Run a Taichi Program Using Ndarray on Android
Taichi's JIT (Just In Time) module compiles a Taichi kernel to the compute shaders according to the specified backend (arch
in ti.init()
) and executes these shaders in Taichi's JIT runtime. Taichi's AOT (Ahead of Time) module, however, builds and saves the necessary compute shaders so that you can load and execute these shaders in your own runtime without a Python environment.
Taking a simulation of celestial bodies' orbits as an example, this tutorial walks you through the process of running a Taichi program using Ndarray on Android.
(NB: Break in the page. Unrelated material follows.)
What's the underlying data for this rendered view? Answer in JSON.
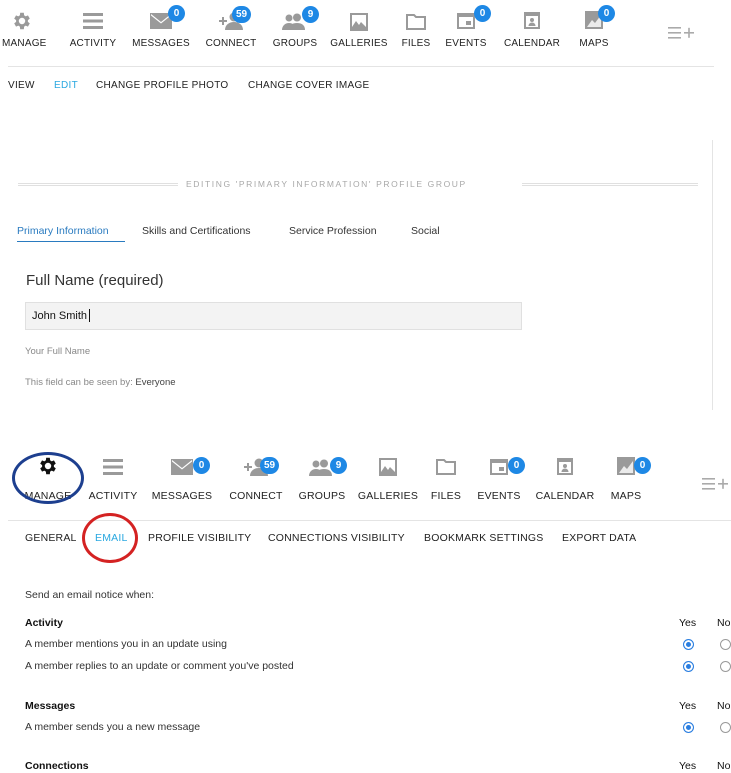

Taichi's AOT (Ahead Of Time) module is currently a proof of concept under development and subject to change in the future.
A definition of Ndarray
Taichi provides a data container called Ndarray. An Ndarray is a multidimensional container of elements of the same type and size; an element in an Ndarray is virtually a scalar or a tensor.
Ndarray shape
Ndarray shape defines the Ndarray's layout; element shape defines the element's layout. For example:
- An Ndarray with an Ndarray shape of [2, 1024] and an element shape of [] is an array of 2 x 1,024 = 2,048 scalars.
- An Ndarray with an Ndarray shape of [128, 128] and an element shape of [2, 4] is an array of 128 x 128 = 16,384 2 x 4 matrices.
Ndarray dimension
The dimension here refers to the number of dimensions of an Ndarray. For example:
- The dimension of an Ndarray with a shape of [1, 2, 3] is three.
- The dimension of an Ndarray with a shape of [500] is one.
Benefit of Ndarray
Each Ndarray has a fixed dimension but gives you the flexibility of changing its shape in accordance with its dimension.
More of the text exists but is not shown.